Switch between historical snapshots
Use the Month and Run Date dropdowns in the top-right of the hero. Picking a different month re-renders every section with that snapshot's data — tables, manager detail panel, trends, the lot.

Navigate sections from the left sidebar
Six sections live in the sidebar: Performance Summary, Absolute % Returns, Absolute $ PnL, Valuation Bridges, Trends, Compare Snapshots, Manager Aliases.

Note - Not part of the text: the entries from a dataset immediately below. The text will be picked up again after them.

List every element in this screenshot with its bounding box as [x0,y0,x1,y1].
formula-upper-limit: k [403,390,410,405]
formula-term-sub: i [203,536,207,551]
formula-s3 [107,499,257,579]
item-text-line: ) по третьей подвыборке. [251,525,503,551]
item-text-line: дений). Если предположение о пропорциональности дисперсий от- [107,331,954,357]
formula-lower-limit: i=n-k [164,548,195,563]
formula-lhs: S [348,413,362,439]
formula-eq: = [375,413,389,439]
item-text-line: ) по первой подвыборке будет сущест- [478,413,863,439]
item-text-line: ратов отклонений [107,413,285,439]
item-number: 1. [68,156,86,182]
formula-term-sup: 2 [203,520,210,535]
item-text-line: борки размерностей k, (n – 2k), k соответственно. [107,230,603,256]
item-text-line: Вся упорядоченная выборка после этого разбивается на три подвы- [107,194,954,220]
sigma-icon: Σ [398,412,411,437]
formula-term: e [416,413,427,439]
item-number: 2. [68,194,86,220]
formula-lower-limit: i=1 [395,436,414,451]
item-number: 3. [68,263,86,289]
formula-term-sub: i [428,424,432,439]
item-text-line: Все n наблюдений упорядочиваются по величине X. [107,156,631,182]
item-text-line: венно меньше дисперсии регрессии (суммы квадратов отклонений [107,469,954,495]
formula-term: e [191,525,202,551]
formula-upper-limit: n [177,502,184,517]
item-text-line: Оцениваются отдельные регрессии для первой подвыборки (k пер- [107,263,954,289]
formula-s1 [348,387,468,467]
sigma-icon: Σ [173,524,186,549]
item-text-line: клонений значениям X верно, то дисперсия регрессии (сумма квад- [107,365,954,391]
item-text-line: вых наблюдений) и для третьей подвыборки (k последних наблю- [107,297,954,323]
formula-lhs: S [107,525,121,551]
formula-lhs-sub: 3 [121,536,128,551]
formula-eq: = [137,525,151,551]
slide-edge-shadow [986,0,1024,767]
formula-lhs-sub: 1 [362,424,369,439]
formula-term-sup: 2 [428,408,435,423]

The active section is highlighted; click another to swap the main panel.

Open the Absolute % Returns view
The most-used section. Each manager row shows NAV, Unfunded, MTD, YTD, FYTD, 1Y, and 3Y returns alongside their benchmark. Color-tinted by sub-asset-class headers so the hierarchy is visually obvious.

Drill into a manager
Click any manager row in any table. The right-hand detail pane fills with their full profile: name & asset class crumb, four hero stats (NAV, Weight, FYTD %, 1Y %), valuation bridge waterfall, returns-vs-benchmark line chart, dollar PnL by period, flow drivers, and contribution to total LTP in basis points.

Read the valuation bridge
Every waterfall has the same five-step shape: Start NAV → inflows → outflows → PnL / MV Change → End NAV. The labels swap by fund type — public funds show Subscriptions → Redemptions → PnL, private funds show Calls → Distributions → MV Change. Private funds also display vintage, TVPI, and IRR summary cards above the waterfall.

Jump to PnL or Bridges
The Absolute $ PnL section shows dollar contribution to LTP (NAV-weighted) so you can quickly see who moved the needle this month. The Valuation Bridges section gives you the full bridge tables for every fund on one screen.

Look at cross-snapshot trends
The Trends section breaks out of the single-snapshot view. Pick LTP NAV or FYTD return and you get a line chart per asset class across every snapshot ingested. Hover any point to see the exact value and snapshot date.

Resize the panes
Drag the green vertical bars between the sidebar, main panel, and detail panel to give yourself more room. Double-click a bar to reset that pane to its default width. Widths persist in localStorage per browser.
Export the current view
The CSV button next to the snapshot picker downloads whatever's currently on screen as a CSV. Useful for pasting into emails or board materials without re-extracting from the PDF.